Considérations sur une garde à vue

/Considerations-sur-une-gav

  • Considérations sur une garde à vue
    Journal d’un avocat
    http://www.maitre-eolas.fr/post/2014/07/09/Considerations-sur-une-gav

    Croire qu’un magistrat va se laisser aveugler par ses opinions au point d’abuser de ses fonctions pour nuire à un adversaire politique en faisant fi de la légalité révèle surtout le faible sens moral de ceux qui émettant ce soupçon révèlent qu’eux-même le feraient volontiers puisqu’ils croient que tout le monde ferait de même. Je fréquente assez les magistrats et me bagarre assez avec eux à l’audience pour savoir que fonder sa stratégie de défense sur les opinions politiques du juge est suicidaire. Les juges sont avant tout légalistes.

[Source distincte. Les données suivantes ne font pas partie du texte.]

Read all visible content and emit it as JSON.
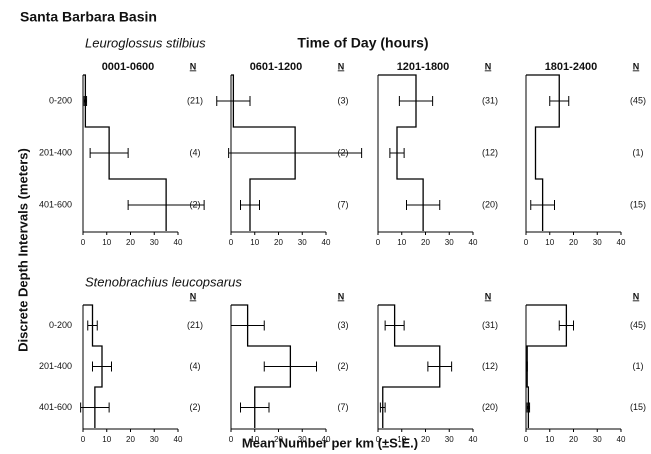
{
  "title": "Santa Barbara Basin",
  "subtitle": "Time of Day (hours)",
  "y_label": "Discrete Depth Intervals (meters)",
  "x_label": "Mean Number per km (±S.E.)",
  "rows": [
    "Leuroglossus stilbius",
    "Stenobrachius leucopsarus"
  ],
  "columns": [
    "0001-0600",
    "0601-1200",
    "1201-1800",
    "1801-2400"
  ],
  "depth_categories": [
    "0-200",
    "201-400",
    "401-600"
  ],
  "chart_data": [
    {
      "type": "profile",
      "n_header": "N",
      "values": [
        1,
        11,
        35
      ],
      "errors": [
        0.5,
        8,
        16
      ],
      "n_labels": [
        "(21)",
        "(4)",
        "(2)"
      ],
      "xlim": [
        0,
        40
      ],
      "xticks": [
        0,
        10,
        20,
        30,
        40
      ],
      "color": "#000000"
    },
    {
      "type": "profile",
      "n_header": "N",
      "values": [
        1,
        27,
        8
      ],
      "errors": [
        7,
        28,
        4
      ],
      "n_labels": [
        "(3)",
        "(2)",
        "(7)"
      ],
      "xlim": [
        0,
        40
      ],
      "xticks": [
        0,
        10,
        20,
        30,
        40
      ],
      "color": "#000000"
    },
    {
      "type": "profile",
      "n_header": "N",
      "values": [
        16,
        8,
        19
      ],
      "errors": [
        7,
        3,
        7
      ],
      "n_labels": [
        "(31)",
        "(12)",
        "(20)"
      ],
      "xlim": [
        0,
        40
      ],
      "xticks": [
        0,
        10,
        20,
        30,
        40
      ],
      "color": "#000000"
    },
    {
      "type": "profile",
      "n_header": "N",
      "values": [
        14,
        4,
        7
      ],
      "errors": [
        4,
        0,
        5
      ],
      "n_labels": [
        "(45)",
        "(1)",
        "(15)"
      ],
      "xlim": [
        0,
        40
      ],
      "xticks": [
        0,
        10,
        20,
        30,
        40
      ],
      "color": "#000000"
    },
    {
      "type": "profile",
      "n_header": "N",
      "values": [
        4,
        8,
        5
      ],
      "errors": [
        2,
        4,
        6
      ],
      "n_labels": [
        "(21)",
        "(4)",
        "(2)"
      ],
      "xlim": [
        0,
        40
      ],
      "xticks": [
        0,
        10,
        20,
        30,
        40
      ],
      "color": "#000000"
    },
    {
      "type": "profile",
      "n_header": "N",
      "values": [
        7,
        25,
        10
      ],
      "errors": [
        7,
        11,
        6
      ],
      "n_labels": [
        "(3)",
        "(2)",
        "(7)"
      ],
      "xlim": [
        0,
        40
      ],
      "xticks": [
        0,
        10,
        20,
        30,
        40
      ],
      "color": "#000000"
    },
    {
      "type": "profile",
      "n_header": "N",
      "values": [
        7,
        26,
        2
      ],
      "errors": [
        4,
        5,
        1
      ],
      "n_labels": [
        "(31)",
        "(12)",
        "(20)"
      ],
      "xlim": [
        0,
        40
      ],
      "xticks": [
        0,
        10,
        20,
        30,
        40
      ],
      "color": "#000000"
    },
    {
      "type": "profile",
      "n_header": "N",
      "values": [
        17,
        0.5,
        1
      ],
      "errors": [
        3,
        0,
        0.5
      ],
      "n_labels": [
        "(45)",
        "(1)",
        "(15)"
      ],
      "xlim": [
        0,
        40
      ],
      "xticks": [
        0,
        10,
        20,
        30,
        40
      ],
      "color": "#000000"
    }
  ]
}
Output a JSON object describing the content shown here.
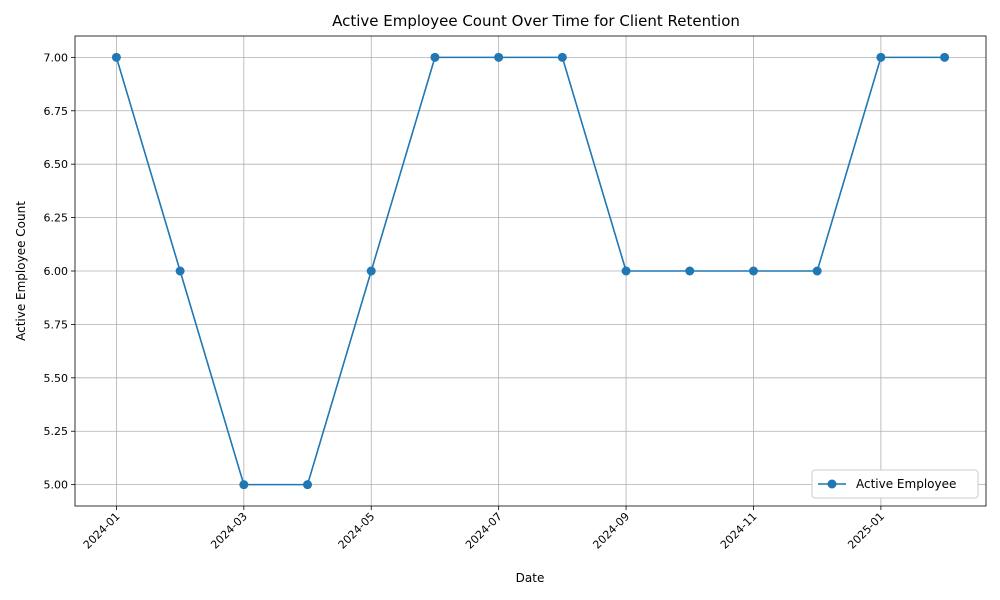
{
  "chart_data": {
    "type": "line",
    "title": "Active Employee Count Over Time for Client Retention",
    "xlabel": "Date",
    "ylabel": "Active Employee Count",
    "x": [
      "2024-01",
      "2024-02",
      "2024-03",
      "2024-04",
      "2024-05",
      "2024-06",
      "2024-07",
      "2024-08",
      "2024-09",
      "2024-10",
      "2024-11",
      "2024-12",
      "2025-01",
      "2025-02"
    ],
    "series": [
      {
        "name": "Active Employee",
        "values": [
          7,
          6,
          5,
          5,
          6,
          7,
          7,
          7,
          6,
          6,
          6,
          6,
          7,
          7
        ]
      }
    ],
    "ylim": [
      4.9,
      7.1
    ],
    "yticks": [
      "5.00",
      "5.25",
      "5.50",
      "5.75",
      "6.00",
      "6.25",
      "6.50",
      "6.75",
      "7.00"
    ],
    "xticks": [
      "2024-01",
      "2024-03",
      "2024-05",
      "2024-07",
      "2024-09",
      "2024-11",
      "2025-01"
    ],
    "grid": true,
    "legend_position": "lower-right",
    "colors": {
      "line": "#1f77b4",
      "grid": "#b0b0b0",
      "axis": "#000000"
    }
  }
}
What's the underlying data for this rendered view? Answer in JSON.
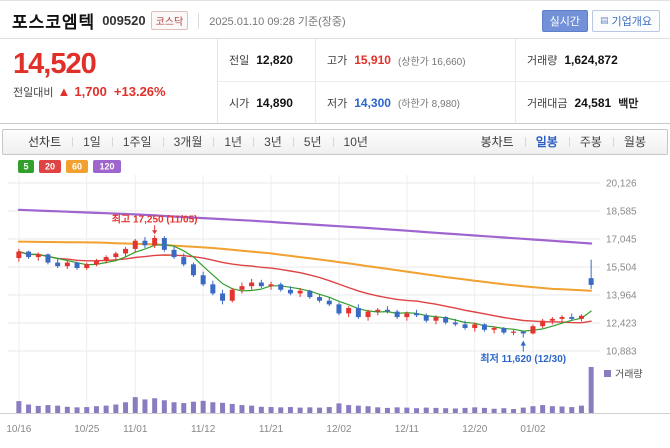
{
  "header": {
    "title": "포스코엠텍",
    "code": "009520",
    "market": "코스닥",
    "datetime": "2025.01.10 09:28 기준(장중)",
    "realtime": "실시간",
    "company_overview": "기업개요"
  },
  "price": {
    "current": "14,520",
    "change_label": "전일대비",
    "change_arrow": "▲",
    "change_value": "1,700",
    "change_rate": "+13.26%"
  },
  "summary": {
    "cells": [
      {
        "key": "prev",
        "label": "전일",
        "value": "12,820"
      },
      {
        "key": "high",
        "label": "고가",
        "value": "15,910",
        "extra": "(상한가 16,660)",
        "color": "red"
      },
      {
        "key": "volume",
        "label": "거래량",
        "value": "1,624,872"
      },
      {
        "key": "open",
        "label": "시가",
        "value": "14,890"
      },
      {
        "key": "low",
        "label": "저가",
        "value": "14,300",
        "extra": "(하한가 8,980)",
        "color": "blue"
      },
      {
        "key": "amount",
        "label": "거래대금",
        "value": "24,581",
        "unit": "백만"
      }
    ]
  },
  "tabs": {
    "period": [
      {
        "key": "line-chart",
        "label": "선차트",
        "title": true
      },
      {
        "key": "1day",
        "label": "1일"
      },
      {
        "key": "1week",
        "label": "1주일"
      },
      {
        "key": "3month",
        "label": "3개월"
      },
      {
        "key": "1year",
        "label": "1년"
      },
      {
        "key": "3year",
        "label": "3년"
      },
      {
        "key": "5year",
        "label": "5년"
      },
      {
        "key": "10year",
        "label": "10년"
      }
    ],
    "candle": [
      {
        "key": "candle-chart",
        "label": "봉차트",
        "title": true
      },
      {
        "key": "daily",
        "label": "일봉",
        "selected": true
      },
      {
        "key": "weekly",
        "label": "주봉"
      },
      {
        "key": "monthly",
        "label": "월봉"
      }
    ]
  },
  "chart_data": {
    "type": "candlestick",
    "legend": [
      {
        "label": "5",
        "color": "#33a02c"
      },
      {
        "label": "20",
        "color": "#e04343"
      },
      {
        "label": "60",
        "color": "#f2a02f"
      },
      {
        "label": "120",
        "color": "#9f65cf"
      }
    ],
    "y_axis_labels": [
      "20,126",
      "18,585",
      "17,045",
      "15,504",
      "13,964",
      "12,423",
      "10,883"
    ],
    "y_axis_values": [
      20126,
      18585,
      17045,
      15504,
      13964,
      12423,
      10883
    ],
    "x_ticks": [
      {
        "label": "10/16",
        "index": 0
      },
      {
        "label": "10/25",
        "index": 7
      },
      {
        "label": "11/01",
        "index": 12
      },
      {
        "label": "11/12",
        "index": 19
      },
      {
        "label": "11/21",
        "index": 26
      },
      {
        "label": "12/02",
        "index": 33
      },
      {
        "label": "12/11",
        "index": 40
      },
      {
        "label": "12/20",
        "index": 47
      },
      {
        "label": "01/02",
        "index": 53
      }
    ],
    "annotations": {
      "high": {
        "text": "최고 17,250 (11/05)",
        "value": 17250
      },
      "low": {
        "text": "최저 11,620 (12/30)",
        "value": 11620
      }
    },
    "volume_label": "거래량",
    "colors": {
      "up": "#e3342f",
      "down": "#3a6bc4",
      "volume": "#8b7cc0"
    },
    "candles": [
      [
        16000,
        16500,
        15800,
        16350,
        420000
      ],
      [
        16350,
        16400,
        15950,
        16050,
        300000
      ],
      [
        16050,
        16300,
        15850,
        16200,
        250000
      ],
      [
        16200,
        16250,
        15650,
        15750,
        280000
      ],
      [
        15750,
        15950,
        15450,
        15550,
        260000
      ],
      [
        15550,
        15850,
        15400,
        15750,
        220000
      ],
      [
        15750,
        15800,
        15350,
        15450,
        200000
      ],
      [
        15450,
        15750,
        15350,
        15650,
        210000
      ],
      [
        15650,
        15950,
        15550,
        15850,
        240000
      ],
      [
        15850,
        16150,
        15700,
        16050,
        260000
      ],
      [
        16050,
        16350,
        15900,
        16250,
        300000
      ],
      [
        16250,
        16600,
        16050,
        16500,
        380000
      ],
      [
        16500,
        17050,
        16300,
        16950,
        560000
      ],
      [
        16950,
        17150,
        16550,
        16700,
        480000
      ],
      [
        16700,
        17250,
        16550,
        17100,
        520000
      ],
      [
        17100,
        17200,
        16350,
        16450,
        450000
      ],
      [
        16450,
        16650,
        15950,
        16050,
        380000
      ],
      [
        16050,
        16250,
        15550,
        15650,
        350000
      ],
      [
        15650,
        15750,
        14950,
        15050,
        400000
      ],
      [
        15050,
        15250,
        14450,
        14550,
        430000
      ],
      [
        14550,
        14750,
        13950,
        14050,
        380000
      ],
      [
        14050,
        14250,
        13450,
        13650,
        360000
      ],
      [
        13650,
        14350,
        13550,
        14250,
        320000
      ],
      [
        14250,
        14650,
        14050,
        14450,
        280000
      ],
      [
        14450,
        14850,
        14250,
        14650,
        260000
      ],
      [
        14650,
        14800,
        14350,
        14450,
        220000
      ],
      [
        14450,
        14700,
        14250,
        14550,
        210000
      ],
      [
        14550,
        14650,
        14150,
        14250,
        200000
      ],
      [
        14250,
        14450,
        13950,
        14050,
        210000
      ],
      [
        14050,
        14350,
        13850,
        14200,
        190000
      ],
      [
        14200,
        14250,
        13750,
        13850,
        200000
      ],
      [
        13850,
        14000,
        13550,
        13650,
        190000
      ],
      [
        13650,
        13850,
        13350,
        13450,
        210000
      ],
      [
        13450,
        13550,
        12850,
        12950,
        340000
      ],
      [
        12950,
        13350,
        12750,
        13250,
        280000
      ],
      [
        13250,
        13450,
        12650,
        12750,
        260000
      ],
      [
        12750,
        13150,
        12550,
        13050,
        240000
      ],
      [
        13050,
        13250,
        12850,
        13150,
        200000
      ],
      [
        13150,
        13350,
        12950,
        13050,
        180000
      ],
      [
        13050,
        13150,
        12650,
        12750,
        200000
      ],
      [
        12750,
        13050,
        12550,
        12950,
        190000
      ],
      [
        12950,
        13150,
        12750,
        12850,
        170000
      ],
      [
        12850,
        12950,
        12450,
        12550,
        190000
      ],
      [
        12550,
        12850,
        12350,
        12750,
        180000
      ],
      [
        12750,
        12800,
        12350,
        12450,
        170000
      ],
      [
        12450,
        12650,
        12250,
        12350,
        160000
      ],
      [
        12350,
        12550,
        12050,
        12150,
        180000
      ],
      [
        12150,
        12450,
        11950,
        12350,
        200000
      ],
      [
        12350,
        12400,
        11950,
        12050,
        180000
      ],
      [
        12050,
        12250,
        11850,
        12150,
        150000
      ],
      [
        12150,
        12200,
        11800,
        11900,
        170000
      ],
      [
        11900,
        12050,
        11750,
        11950,
        140000
      ],
      [
        11950,
        12000,
        11620,
        11850,
        190000
      ],
      [
        11850,
        12350,
        11800,
        12250,
        240000
      ],
      [
        12250,
        12650,
        12150,
        12550,
        280000
      ],
      [
        12550,
        12750,
        12350,
        12650,
        240000
      ],
      [
        12650,
        12850,
        12450,
        12750,
        230000
      ],
      [
        12750,
        12950,
        12550,
        12650,
        210000
      ],
      [
        12650,
        12900,
        12500,
        12820,
        260000
      ],
      [
        14890,
        15910,
        14300,
        14520,
        1624872
      ]
    ],
    "ma60_points": [
      [
        0,
        16900
      ],
      [
        8,
        16850
      ],
      [
        14,
        16750
      ],
      [
        20,
        16550
      ],
      [
        26,
        16250
      ],
      [
        32,
        15850
      ],
      [
        38,
        15400
      ],
      [
        44,
        14950
      ],
      [
        50,
        14550
      ],
      [
        55,
        14300
      ],
      [
        59,
        14200
      ]
    ],
    "ma120_points": [
      [
        0,
        18650
      ],
      [
        12,
        18400
      ],
      [
        24,
        18050
      ],
      [
        36,
        17650
      ],
      [
        48,
        17200
      ],
      [
        59,
        16800
      ]
    ]
  }
}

  • Considérations sur une garde à vue
    http://www.maitre-eolas.fr/post/2014/07/09/Considerations-sur-une-gav

    Deux de mes confrères ont connu la semaine passée les affres de la garde à vue, ce qui a ému une partie de la classe politique, ce qui sur le principe pourrait me réjouir, si je ne craignais que cette indignation ne fût pour l’essentiel causé par le fait que l’un d’entre eux est un ancien président de (...) Source : Journal d’un avocat

    • La garde à vue est toujours un jeu de dupes, mais jamais autant que dans le cadre d’une instruction. C’est une situation asymétrique et voulue comme telle. (...) L’avocat était banni de ce tête à tête.

      En 1897, une loi révolutionne la procédure française en faveur de la défense. Loi prise à la suite d’un énorme scandale politico-financier, l’affaire de Panama, qui avait vu des hommes politiques découvrir avec horreur la réalité de la procédure et réalisé avec effroi qu’elle pouvait aussi s’appliquer à eux. Ils l’ont donc profondément remaniée, en permettant la présence de l’avocat dès l’inculpation. Vous voyez que le débat sur la présence de l’avocat ne date pas d’hier. Aussitôt a été entonnée la ritournelle restée très à la mode de « c’est la fin de la répression, cette loi ne profite qu’aux bandits et laisse les honnêtes gens sans défense » qu’on chantonne à chaque petit pas des droits de la défense. Car en France, grâce au mot droitdelhommiste, on a fait des droits de l’homme une insulte et un épouvantail. Dans le pays qui les a inventé face à la tyrannie. Bel exploit.

      (...)

      Dans notre affaire, les juges ont opté pour l’option garde à vue. Pourquoi ? Très probablement parce qu’elles souhaitaient que les deux mis en cause soient entendus simultanément et dans des conditions permettant de s’assurer qu’ils ne pouvaient pas communiquer entre eux (sachant que l’un est avocat de l’autre), tout en ayant décidé de les déférer pour leur mise en examen ; témoin le fait qu’elles ont attendu jusqu’à 2 heures du matin pour les recevoir à cette fin. La garde à vue leur permettait de faire usage d’une contrainte que l’audition libre ne permettait pas. Elle est un choix rationnel, sans que cela ne retire rien à mes critiques de principe.

      L’ancien président a-t-il eu un traitement différent de celui réservé au justiciable lambda ? Assurément oui. Dans un sens plus favorable. Que ce soit clair : jamais un juge d’instruction n’a attendu à son bureau jusqu’à 2h du matin pour éviter à mon client de passer une nuit au dépôt (la prison du palais où les déférés sont placés pour la nuit). Au mieux ai-je eu deux fois un juge d’instruction resté joignable sur son mobile jusqu’à minuit passé pour lever la garde à vue de mon client une fois son audition terminée (et une fois bien qu’il ait gardé le silence). Le président honoraire est en outre sorti libre sans le moindre contrôle judiciaire, ce qui est très rare dans des dossiers où plusieurs personnes sont soupçonnées d’avoir œuvré de conserve.

      Entendons-nous bien : je ne regrette pas que l’ancien président de la République ne soit pas traité comme un délinquant ordinaire. Je regrette que les délinquants ordinaires ne soient pas traités comme des anciens présidents de la République.